Surgery for Metastatic Breast Cancer Holds Higher Risks

A retrospective analysis found that breast cancer patients with advanced disease are 1.6 times more likely to incur postoperative complications compared with early-stage patients.

A retrospective analysis of surgical outcomes in metastatic vs non-metastatic breast cancer patients shows that patients with advanced disease are 1.6 times more likely to incur postoperative complications compared with patients with early-stage disease. Women with metastatic disease had a longer operative time, as well as a longer hospital recovery time.

The metastatic cancer patients also had a significantly higher all-cause 30-day mortality rate compared with non-metastatic patients (1.8% vs 0.06%, respectively; P < .0001). The 30-day morbidity rate was about two times higher in women with advanced disease compared with those with early-stage disease (7.5% vs 3.7%, respectively; P < .0001).

The analysis was based on data on women undergoing surgery from the American College of Surgeons National Surgical Quality Improvement Program (NSQIP) database. Study author Erin Cordeiro, MD, of the University of Toronto, presented the results at the 15th Annual Meeting of the American Society of Breast Surgeons held April 30–May 4 in Las Vegas, Nevada.

Non-metastatic patients were more likely to have outpatient surgery compared with metastatic patients. Infections after surgery, as well as respiratory, cardiac, bleeding, and thromboembolic complications, were more common among the metastatic breast cancer cohort. “This was a mild increase in postoperative complications that surgeons and patients should be aware of, but that surgery is a relatively safe procedure,” said Cordeiro at a press briefing.

“One question that has never been answered in the literature to date is whether or not [metastatic breast cancer patients] are at an increased risk of postoperative complications due to their metastatic disease,” said Cordeiro.

According to the study authors, this is the first study to analyze both morbidity and mortality outcomes after surgery in women with metastatic breast cancer.

Of the 68,316 women included in this study, 1.5% (1,031) had been diagnosed with metastatic disease. The median age of metastatic and non-metastatic breast cancer patients in this study was 59.3 and 60.7 years, respectively.

About 3.5% of the women diagnosed with breast cancer in North America are diagnosed with late-stage disease. It is estimated that there will be 232,670 new cases of breast cancer diagnosed in 2014.

According to the study authors, there is no standard surgical management for patients with stage IV disease, and differences in post-surgery risks between metastatic and non-metastatic breast cancer patients have not been well examined.

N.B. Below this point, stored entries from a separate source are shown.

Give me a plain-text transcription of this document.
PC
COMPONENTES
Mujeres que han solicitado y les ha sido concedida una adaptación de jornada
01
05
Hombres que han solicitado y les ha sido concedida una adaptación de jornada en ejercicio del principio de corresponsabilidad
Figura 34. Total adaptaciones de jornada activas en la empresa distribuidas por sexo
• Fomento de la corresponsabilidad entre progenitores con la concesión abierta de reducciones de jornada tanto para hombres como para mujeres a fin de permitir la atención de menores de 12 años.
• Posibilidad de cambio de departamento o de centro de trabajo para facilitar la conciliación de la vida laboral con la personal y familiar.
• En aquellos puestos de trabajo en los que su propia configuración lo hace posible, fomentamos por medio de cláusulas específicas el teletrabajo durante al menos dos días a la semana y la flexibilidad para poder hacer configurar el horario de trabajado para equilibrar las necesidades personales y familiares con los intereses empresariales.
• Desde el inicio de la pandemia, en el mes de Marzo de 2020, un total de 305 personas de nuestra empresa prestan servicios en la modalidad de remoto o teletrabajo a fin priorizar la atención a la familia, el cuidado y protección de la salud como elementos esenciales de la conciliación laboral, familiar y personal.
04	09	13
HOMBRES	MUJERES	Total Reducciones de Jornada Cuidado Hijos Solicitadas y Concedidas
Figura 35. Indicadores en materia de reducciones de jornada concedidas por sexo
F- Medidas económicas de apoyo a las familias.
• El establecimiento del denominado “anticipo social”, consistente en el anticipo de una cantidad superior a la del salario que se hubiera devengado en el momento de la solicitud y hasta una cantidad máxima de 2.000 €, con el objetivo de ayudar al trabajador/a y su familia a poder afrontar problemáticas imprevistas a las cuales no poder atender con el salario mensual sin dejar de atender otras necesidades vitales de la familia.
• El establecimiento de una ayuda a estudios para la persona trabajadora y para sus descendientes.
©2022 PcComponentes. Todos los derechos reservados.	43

Patients with advanced disease were more likely to undergo a mastectomy (71% of metastatic patients vs 49% of non-metastatic patients; P < .0001). The women with metastatic disease were also more likely to undergo a full axillary lymph node dissection (47% vs 32%; P < .0001).

According to Cordeiro, these results may have implications for surgery decisions in those patients who are diagnosed with metastatic disease.

“As breast surgeons, we are unsure of the role of primary breast surgery. Whether removing the primary breast tumor in women who have evidence of metastatic breast cancer will provide a survival advantage is not clear, and there are randomized trials currently accruing to hopefully answer this question,” said Cordeiro during the press briefing.